How many friends do you still have from when you are 3?
I don’t have any so I wouldn’t see it as important.

NerrSnerr · 24/04/2025 09:05

Neither of my children had friends from nursery at their primary school. They both had quite tricky transitions but I don’t think having nursery friends would have made a difference .

What I have found has had a really positive impact on my children is having local friends, people they can walk to school with, go round houses easily and now my daughter is year 6 meet up easily at weekends and after school.

skkyelark · 24/04/2025 12:43

I absolutely would not change where my child went to school over it, but I would not necessarily be so dismissive of friendships at this age.

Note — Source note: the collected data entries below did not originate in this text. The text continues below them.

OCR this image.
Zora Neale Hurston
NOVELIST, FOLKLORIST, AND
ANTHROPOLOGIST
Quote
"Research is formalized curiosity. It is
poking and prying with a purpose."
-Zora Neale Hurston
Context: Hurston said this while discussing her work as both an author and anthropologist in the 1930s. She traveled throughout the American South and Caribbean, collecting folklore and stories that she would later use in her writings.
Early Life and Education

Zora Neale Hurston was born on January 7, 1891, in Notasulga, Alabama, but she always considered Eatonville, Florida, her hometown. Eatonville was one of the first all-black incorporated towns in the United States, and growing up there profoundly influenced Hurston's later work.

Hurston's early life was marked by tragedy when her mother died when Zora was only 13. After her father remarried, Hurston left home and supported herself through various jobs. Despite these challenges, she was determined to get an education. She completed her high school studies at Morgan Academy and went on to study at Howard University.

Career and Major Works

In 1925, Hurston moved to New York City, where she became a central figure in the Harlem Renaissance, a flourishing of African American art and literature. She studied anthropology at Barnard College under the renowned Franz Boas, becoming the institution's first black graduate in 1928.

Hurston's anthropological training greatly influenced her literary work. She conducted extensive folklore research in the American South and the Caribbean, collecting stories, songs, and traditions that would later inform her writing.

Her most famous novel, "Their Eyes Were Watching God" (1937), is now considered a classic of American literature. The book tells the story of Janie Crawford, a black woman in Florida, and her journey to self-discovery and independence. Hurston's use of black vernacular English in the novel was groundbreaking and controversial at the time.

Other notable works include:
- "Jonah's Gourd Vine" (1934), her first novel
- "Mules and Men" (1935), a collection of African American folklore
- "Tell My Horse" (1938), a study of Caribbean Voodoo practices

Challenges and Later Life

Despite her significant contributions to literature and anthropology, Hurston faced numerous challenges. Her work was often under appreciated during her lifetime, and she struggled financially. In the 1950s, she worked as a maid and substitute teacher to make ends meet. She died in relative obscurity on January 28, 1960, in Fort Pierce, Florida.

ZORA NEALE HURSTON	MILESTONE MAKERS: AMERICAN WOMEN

Many are transient, but not all. DD1 had a couple of close friends go to school the year ahead of her – approaching two years later, she most definitely still considers them her friends, asks to meet up, and is thrilled when we do (quite rarely) manage to see them. She's also still close friends with the two girls from her nursery who are in her class at school, although she has made new friends as well.

I'd send your DD to the school you originally chose, but if she does have close nursery friendships, I'd be opening to helping her maintain those if she and they are interested. Some will naturally peter out quickly enough, others may not.